Katrina vanden Heuvel: Needed: New national security thinking

The popular uprisings in Tunisia, Egypt and Yemen reveal some uncomfortable truths about this country’s foreign policy. The Obama administration – caught between not wanting to abandon Egypt’s Hosni Mubarak, a cruel dictator who has been a loyal ally, and wanting to guide or support a popular uprising that will define the future – is caught in a replay of a scene we see over and over again.

America unfurls the flag of democracy and human rights rhetorically, but we ally ourselves with “stability” – that is, all too often, with dictatorship: Cuba’s Batista, Nicaragua’s Somoza, Chile’s Pinochet, South Africa’s apartheid regime, Egypt’s Mubarak, Iran’s shah, Indonesia’s Suharto, the Philippines’ Marcos and many more. When the people finally revolt, we flounder, usually concerned more about shoring up the existing regime than supporting democracy.

Katherine Gallagher: George Bush: no escaping torture charges

Sooner or later, Bush will step into a country where he will be prosecuted for authorising the abuses of the ‘war on terror’

Late last year, former US President George W Bush recounted in his memoir, Decision Points, that when he was asked in 2002 if it was permissible to waterboard a detainee held in secret CIA custody outside the United States, answered “damn right”. This “decision point” led to the waterboarding of that person 183 times in one month. Others were waterboarded, as well.

Waterboarding is torture.
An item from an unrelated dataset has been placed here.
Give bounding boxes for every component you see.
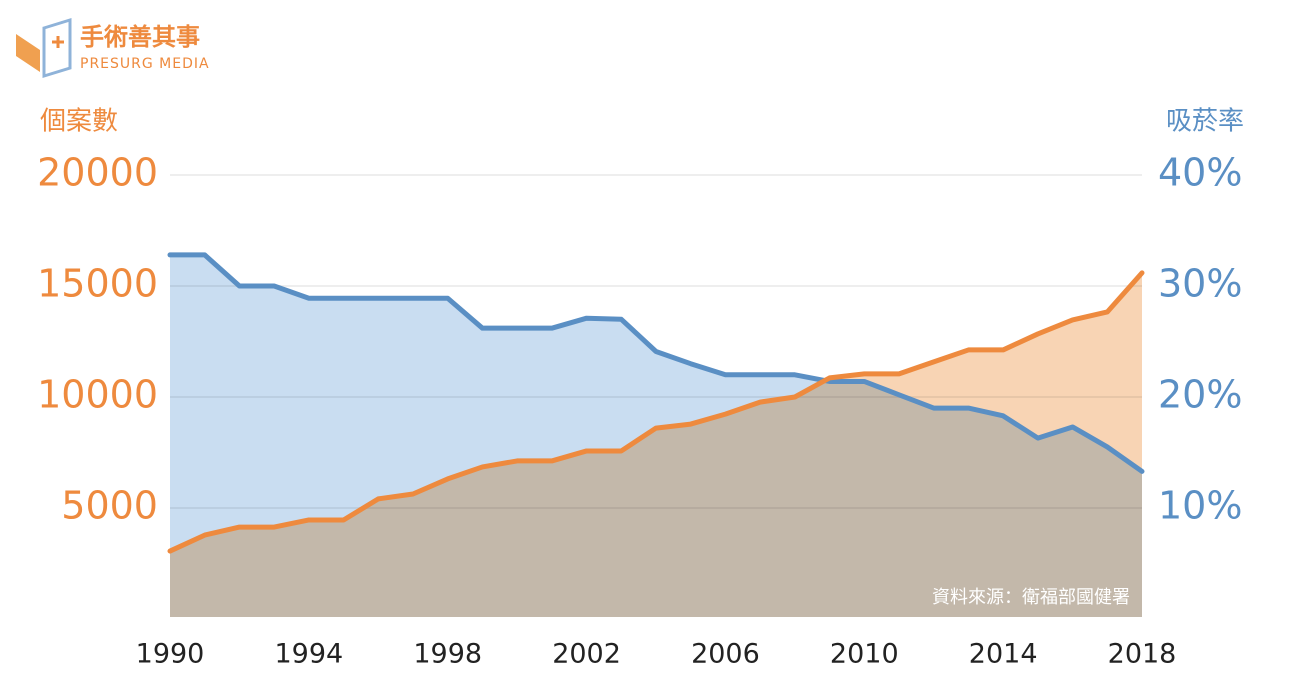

In the past, the US prosecuted and convicted Japanese officials who waterboarded US and allied prisoners. US Attorney General Eric Holder has unequivocally stated that waterboarding is torture.

The United States is under an absolute obligation under the Convention Against Torture (CAT) to investigate, prosecute and punish torturers. And yet, here was the former president of the United States admitting he authorised torture. And nothing.